The outperformance was attributable to solid revenues arising from the growing demand for the company’s products, as well as market share gains. The company also witnessed strong demand from its enterprise customers.
F5 Networks reported revenues of $339.6 million in the reported quarter, up 22.4% from $277.6 million in the year-ago period. The book-to-bill ratio was greater than one.
Revenue during the quarter surpassed the company’s guidance of $332.0–$337.0 million and Zacks Consensus Estimate of $335.0 million. Revenue growth was driven by strong product demand across all geographic regions and strength in Service Provider biz.
Continuous enhancement of product suites and strong demand for its VIPRION, BIG-IP suites during the quarter led to a year-over-year growth of 18.1% in the Product segment. Revenues from the Services segment climbed 29.5% year over year, fueled by growth in new and renewed service maintenance contracts booked during the quarter.
Geographically, on a year-over-year basis, Americas grew 21.0% year over year and represented 58.0% of revenues. EMEA grew 19.0% year over year, accounting for 21% of revenues. Asia-Pacific and Japan grew a respective 24.0% and 47.0%, representing 14.0% and 7.0% of revenue.
By vertical, telco was the strongest, accounting for 27% of the total revenue. Technology came second with 19% of revenues followed by Financial, which represented 16%, while Government accounted for 12% (including 6% from U.S. federal).
Gross profit in the reported quarter surged 24.3% from the year-ago quarter to $282.0 million. Gross margin escalated 130 basis points year over year to 83.0%. The increase was supported by a stable pricing environment for the company’s products and an improved product mix.
F5 Networks’ operating expenses increased 23.4% year over year, mainly due to a 26.3% rise in research and development expenses and 24.2% rise in sales and marketing expenses. Higher sales and marketing expenses rose due to employee addition from the recently acquired Traffix Systems. Despite the substantial rise in expenses, operating income came in at $104.7 million, up 25.8% from $83.2 million reported in the year-ago quarter. Operating margin in the quarter was 30.8%, up from 30.0% in the year-ago quarter. The margin improvement could be attributed to higher revenues.
Reported net income was $68.6 million or 86 cents per share compared with $55.6 million or 68 cents a year ago. The company’s earnings matched its own guided range of 84–86 cents.
Excluding the effect of stock-based compensation, amortization of intangibles and acquisition-related expenses, non-GAAP EPS was $1.09 versus 88 cents in the prior year quarter.
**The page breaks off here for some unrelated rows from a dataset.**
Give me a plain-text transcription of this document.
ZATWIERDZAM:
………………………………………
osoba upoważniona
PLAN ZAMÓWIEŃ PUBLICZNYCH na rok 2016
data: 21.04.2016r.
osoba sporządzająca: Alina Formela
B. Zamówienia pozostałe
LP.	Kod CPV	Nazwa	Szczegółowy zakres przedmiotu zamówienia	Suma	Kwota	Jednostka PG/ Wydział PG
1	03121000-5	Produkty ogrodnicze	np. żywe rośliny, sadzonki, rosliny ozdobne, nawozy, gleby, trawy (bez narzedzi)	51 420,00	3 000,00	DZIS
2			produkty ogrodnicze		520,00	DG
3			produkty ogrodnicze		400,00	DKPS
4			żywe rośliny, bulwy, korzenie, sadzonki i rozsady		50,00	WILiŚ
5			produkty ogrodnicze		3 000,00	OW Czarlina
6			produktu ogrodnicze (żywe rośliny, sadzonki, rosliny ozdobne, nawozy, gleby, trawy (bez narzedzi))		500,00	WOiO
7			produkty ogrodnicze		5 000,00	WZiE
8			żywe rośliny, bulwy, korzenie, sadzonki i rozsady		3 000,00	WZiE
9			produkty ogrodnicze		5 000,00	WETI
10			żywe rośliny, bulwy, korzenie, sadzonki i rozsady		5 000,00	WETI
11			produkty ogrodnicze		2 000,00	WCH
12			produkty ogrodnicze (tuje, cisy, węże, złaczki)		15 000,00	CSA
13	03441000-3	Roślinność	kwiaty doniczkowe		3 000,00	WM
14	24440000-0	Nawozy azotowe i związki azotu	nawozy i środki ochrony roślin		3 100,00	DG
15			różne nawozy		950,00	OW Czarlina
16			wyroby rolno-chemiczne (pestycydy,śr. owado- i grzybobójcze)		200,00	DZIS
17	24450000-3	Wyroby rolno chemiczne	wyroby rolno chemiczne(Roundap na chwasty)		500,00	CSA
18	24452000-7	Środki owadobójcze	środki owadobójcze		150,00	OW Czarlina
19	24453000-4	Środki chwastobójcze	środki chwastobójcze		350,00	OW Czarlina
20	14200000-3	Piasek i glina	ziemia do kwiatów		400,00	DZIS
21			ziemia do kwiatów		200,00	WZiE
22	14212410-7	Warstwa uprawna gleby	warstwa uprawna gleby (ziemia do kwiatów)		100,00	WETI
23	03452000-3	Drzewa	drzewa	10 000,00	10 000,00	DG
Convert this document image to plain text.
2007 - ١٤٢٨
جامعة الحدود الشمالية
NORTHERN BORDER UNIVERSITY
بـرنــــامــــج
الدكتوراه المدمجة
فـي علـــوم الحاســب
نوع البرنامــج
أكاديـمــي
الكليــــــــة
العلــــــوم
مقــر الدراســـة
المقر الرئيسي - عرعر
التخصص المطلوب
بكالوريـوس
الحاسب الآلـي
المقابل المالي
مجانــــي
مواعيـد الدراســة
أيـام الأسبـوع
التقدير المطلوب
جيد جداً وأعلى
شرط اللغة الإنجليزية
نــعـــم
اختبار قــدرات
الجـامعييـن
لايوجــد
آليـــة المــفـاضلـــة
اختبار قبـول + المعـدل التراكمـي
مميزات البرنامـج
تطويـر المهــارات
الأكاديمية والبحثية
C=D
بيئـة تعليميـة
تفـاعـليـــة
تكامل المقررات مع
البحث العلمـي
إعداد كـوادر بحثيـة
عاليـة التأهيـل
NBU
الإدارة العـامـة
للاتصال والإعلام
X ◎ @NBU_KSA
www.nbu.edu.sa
But including the stock-based compensation and related tax adjustments, EPS was 88 cents, compared to 68 cents in the year ago quarter.
Balance Sheet, Cash Flow & Share Repurchase
Cash, cash equivalents and short-term investments totaled approximately $489.6 million in the second quarter, down from $556.5 million in the prior quarter. Cash consideration for acquiring Traffix Systems in February and the share buyback program aided in cash balance diminution. Receivables grew $3.9 million sequentially to $184.0 million. Inventories reduced to $17.0 million from $17.5 million in the prior quarter.
Total deferred revenue was $412.8 million, compared to $380.0 million in the previous quarter. F5 Networks’ balance sheet does not comprise any long-term debt. Cash flow from operations was $101.6 million, down from $131.9 million in the prior quarter. Capital expenditure was $6.9 million versus $5.9 million in the prior quarter. F5 Networks repurchased 404,106 outstanding shares for $84.8 million during the quarter.
For the third quarter of fiscal 2012, F5 Networks expects revenues of $350.0 million to $355.0 million representing a sequential growth excluding any material contribution from the Traffix acquisition. On a GAAP basis, earnings per share are expected in the range of 88–90 cents. The Zacks Consensus Estimate for the third quarter is pegged at 84 cents. Excluding stock-based compensation expense, amortization of purchased intangible assets and related tax effects, the company estimates non-GAAP earnings per share between $1.12 and $1.14. The Zacks Consensus Estimate for the third quarter is pegged at 93 cents.
The company reaffirms year-over-year total revenue growth of at least 20% for fiscal 2012. The expectations are based on a strong product pipeline and competitive wins in all major markets.
F5 Networks delivered impressive second quarter results, beating the Zacks Consensus Estimate on the top and bottom lines. Better execution and focus on enterprise and service providers has placed F5 Networks well in the application delivery controller (ADC) market and helped it grab share from Cisco Systems Inc. (CSCO). F5 Networks is also keen on expanding its cloud exposure.
With the rollout of TMOS ver.11, F5 Networks is witnessing strong demand for its VIPRION products. On the other hand, the company remains optimistic regarding a rebound in its Financial and Enterprise verticals. This could help the company in trouncing its own estimates, in our belief.
However, stiff competition in the networking market, concerns relating to margin sustainability, and the Europe-U.S. federal spending could put a lid over the company’s fundamentals.